Abidjan, le mercredi 17 septembre 2025(LDA)-Des diplomates accrédités près la République de Côte d’Ivoire ont officiellement présenté leurs lettres de créance au Président Alassane Ouattara ce mardi 16 septembre 2025. Parmi eux figure l’ambassadrice du Niger, Alfari Sita Sahida Badamassi Djariri, dont la mission prend effet dans un contexte diplomatique marqué par des tensions récentes entre Abidjan et Niamey. Cette cérémonie protocolaire intervient alors que les relations entre les deux pays avaient été fortement affectées par le coup d’État du 26 juillet 2023 et les prises de position ivoiriennes dans le cadre de la CEDEAO.
Un passé récent marqué par la crise diplomatique
La Côte d’Ivoire avait condamné le renversement du président élu Mohamed Bazoum, appelant au respect de l’ordre constitutionnel, et soutenu la possibilité d’une intervention militaire de la CEDEAO. Ces déclarations avaient été perçues par Niamey comme une ingérence, entraînant en août 2023 le rappel de l’ambassadeur du Niger à Abidjan pour consultation. Les deux pays étaient alors entrés dans une phase de bras de fer diplomatique, révélatrice de la profondeur des fractures régionales autour des transitions militaires.
Le message conciliant de la nouvelle ambassadrice
La présentation des lettres de créance de Mme Badamassi Djariri marque un retour à un dialogue officiel et symbolise une volonté de normalisation. À sa sortie d’audience avec le chef de l’État ivoirien, la diplomate nigérienne a tenu à insister sur la solidité des liens entre les deux pays : « Nos relations avec la Côte d’Ivoire sont très fraternelles et anciennes. Mon mandat consistera à les consolider davantage dans tous les domaines d’intérêt commun et d’intérêt mutuel que nous avons, notamment dans le domaine économique, commercial, éducatif, culturel et bien d’autres ».
Ce discours traduit un ton conciliant, plaçant la coopération au cœur de son mandat et laissant entrevoir un apaisement après plus d’un an de tensions.
Les experts appellent à la prudence
Pour les observateurs, la nomination de la nouvelle ambassadrice est un geste diplomatique fort mais fragile. Selon Dr Aïssata Diallo, spécialiste des transitions en Afrique de l’Ouest, « la normalisation entre Abidjan et Niamey est possible, mais elle dépendra des actes concrets : coopération sécuritaire, échanges économiques et surtout respect mutuel de la souveraineté ». De son côté, l’enseignant-chercheur ivoirien Mamadou Bamba estime que « ce retour à la communication officielle est une nécessité, notamment face aux défis communs que sont le terrorisme, les migrations et le commerce transfrontalier ».

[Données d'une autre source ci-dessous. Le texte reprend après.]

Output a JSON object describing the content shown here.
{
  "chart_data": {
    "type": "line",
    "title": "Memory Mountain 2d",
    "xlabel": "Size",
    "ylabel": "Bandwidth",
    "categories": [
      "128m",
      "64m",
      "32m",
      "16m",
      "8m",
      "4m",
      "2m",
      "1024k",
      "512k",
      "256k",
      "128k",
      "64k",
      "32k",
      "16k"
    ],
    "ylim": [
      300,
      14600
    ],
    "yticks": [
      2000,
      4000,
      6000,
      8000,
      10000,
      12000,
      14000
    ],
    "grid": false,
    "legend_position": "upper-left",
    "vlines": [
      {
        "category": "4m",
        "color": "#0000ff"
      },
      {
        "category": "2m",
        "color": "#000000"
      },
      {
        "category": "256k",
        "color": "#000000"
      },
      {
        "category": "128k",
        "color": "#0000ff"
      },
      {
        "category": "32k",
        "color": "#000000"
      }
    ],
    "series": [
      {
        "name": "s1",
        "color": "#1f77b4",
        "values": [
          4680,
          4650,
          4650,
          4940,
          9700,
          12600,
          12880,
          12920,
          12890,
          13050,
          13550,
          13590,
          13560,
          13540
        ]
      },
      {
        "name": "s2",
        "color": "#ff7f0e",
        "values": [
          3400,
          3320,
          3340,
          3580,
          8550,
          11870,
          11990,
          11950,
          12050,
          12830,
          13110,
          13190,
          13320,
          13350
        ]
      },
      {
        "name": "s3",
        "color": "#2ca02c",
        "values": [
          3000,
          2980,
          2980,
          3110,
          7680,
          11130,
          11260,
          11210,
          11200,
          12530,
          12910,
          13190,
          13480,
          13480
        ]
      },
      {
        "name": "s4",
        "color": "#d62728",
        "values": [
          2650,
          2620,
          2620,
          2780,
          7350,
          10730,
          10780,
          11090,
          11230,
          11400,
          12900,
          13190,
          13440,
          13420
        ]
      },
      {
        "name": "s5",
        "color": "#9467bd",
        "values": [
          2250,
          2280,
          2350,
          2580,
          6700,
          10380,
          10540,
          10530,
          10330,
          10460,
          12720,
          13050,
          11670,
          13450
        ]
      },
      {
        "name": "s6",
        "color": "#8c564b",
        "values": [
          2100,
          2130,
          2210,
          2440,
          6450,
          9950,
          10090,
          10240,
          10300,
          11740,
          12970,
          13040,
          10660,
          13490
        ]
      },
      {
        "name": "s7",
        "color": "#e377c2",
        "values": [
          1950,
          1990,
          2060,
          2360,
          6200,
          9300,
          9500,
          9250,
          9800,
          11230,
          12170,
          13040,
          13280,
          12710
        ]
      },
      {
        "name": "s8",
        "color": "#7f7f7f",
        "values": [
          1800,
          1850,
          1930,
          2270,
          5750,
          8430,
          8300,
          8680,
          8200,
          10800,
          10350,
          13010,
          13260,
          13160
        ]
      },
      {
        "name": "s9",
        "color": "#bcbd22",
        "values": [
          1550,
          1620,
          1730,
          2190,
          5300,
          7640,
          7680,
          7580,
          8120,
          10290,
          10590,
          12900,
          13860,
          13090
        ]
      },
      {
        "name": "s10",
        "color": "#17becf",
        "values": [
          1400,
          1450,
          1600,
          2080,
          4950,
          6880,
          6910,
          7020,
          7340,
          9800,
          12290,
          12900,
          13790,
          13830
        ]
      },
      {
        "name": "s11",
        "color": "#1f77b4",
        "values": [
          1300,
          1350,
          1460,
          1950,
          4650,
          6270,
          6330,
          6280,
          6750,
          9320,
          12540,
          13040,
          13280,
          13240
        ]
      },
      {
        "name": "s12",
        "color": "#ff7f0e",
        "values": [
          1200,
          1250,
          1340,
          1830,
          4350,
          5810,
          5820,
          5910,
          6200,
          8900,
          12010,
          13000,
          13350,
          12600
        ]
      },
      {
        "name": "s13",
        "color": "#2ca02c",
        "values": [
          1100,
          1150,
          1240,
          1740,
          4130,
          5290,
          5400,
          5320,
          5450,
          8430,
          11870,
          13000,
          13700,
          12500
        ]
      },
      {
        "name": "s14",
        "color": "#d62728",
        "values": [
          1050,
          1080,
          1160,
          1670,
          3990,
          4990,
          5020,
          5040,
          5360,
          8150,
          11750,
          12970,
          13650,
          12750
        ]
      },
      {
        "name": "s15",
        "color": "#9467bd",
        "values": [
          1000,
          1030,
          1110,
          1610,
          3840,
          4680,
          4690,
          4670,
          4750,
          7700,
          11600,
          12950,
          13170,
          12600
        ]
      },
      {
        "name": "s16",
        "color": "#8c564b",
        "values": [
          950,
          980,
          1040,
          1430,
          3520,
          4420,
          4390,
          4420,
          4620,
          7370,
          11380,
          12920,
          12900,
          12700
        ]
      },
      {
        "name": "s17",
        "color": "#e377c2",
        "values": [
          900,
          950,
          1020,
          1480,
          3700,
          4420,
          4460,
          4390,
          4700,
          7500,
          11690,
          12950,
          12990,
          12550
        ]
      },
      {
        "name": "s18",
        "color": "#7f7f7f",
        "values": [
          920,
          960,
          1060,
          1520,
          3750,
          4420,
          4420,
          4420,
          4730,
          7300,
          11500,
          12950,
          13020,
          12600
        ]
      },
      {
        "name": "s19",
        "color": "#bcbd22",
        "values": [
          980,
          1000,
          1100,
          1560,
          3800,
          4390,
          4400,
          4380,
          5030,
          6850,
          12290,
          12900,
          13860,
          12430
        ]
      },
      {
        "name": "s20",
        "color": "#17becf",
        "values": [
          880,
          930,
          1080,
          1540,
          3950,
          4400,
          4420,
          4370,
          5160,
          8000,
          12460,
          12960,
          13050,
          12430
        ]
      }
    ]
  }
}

L’ombre de l’AES et la diplomatie régionale
Cette évolution doit également être replacée dans le cadre de l’Alliance des États du Sahel (AES), regroupant le Niger, le Mali et le Burkina Faso, en opposition avec la CEDEAO. La Côte d’Ivoire, qui demeure un acteur majeur de l’organisation régionale, cherche un équilibre entre sa ligne ferme affichée au lendemain des coups d’État et la nécessité de maintenir ouverts les canaux diplomatiques avec ses voisins.
À titre illustratif, l’invitation adressée par le président Ouattara au colonel Assimi Goïta pour une visite officielle en Côte d’Ivoire, depuis fin 2023, qui attend encore une sans réponse de Bamako. Même si ce silence pourrait symboliser la persistance de possibles réticences de la part du palais de Koulouba vis-à-vis d’Abidjan, cela dénote toute de même qu’au bord de la Lagune Ebrié, on garde la porte ouverte à un dialogue futur avec les dirigeants de l’AES.
La présence d’une ambassadrice nigérienne accréditée à Abidjan constitue ainsi un signe de décrispation en marche. Si elle se confirme par des échanges bilatéraux renforcés et des initiatives de coopération, cette dynamique pourrait contribuer à réduire les tensions entre la CEDEAO et l’AES et à stabiliser un environnement régional en proie à de multiples défis.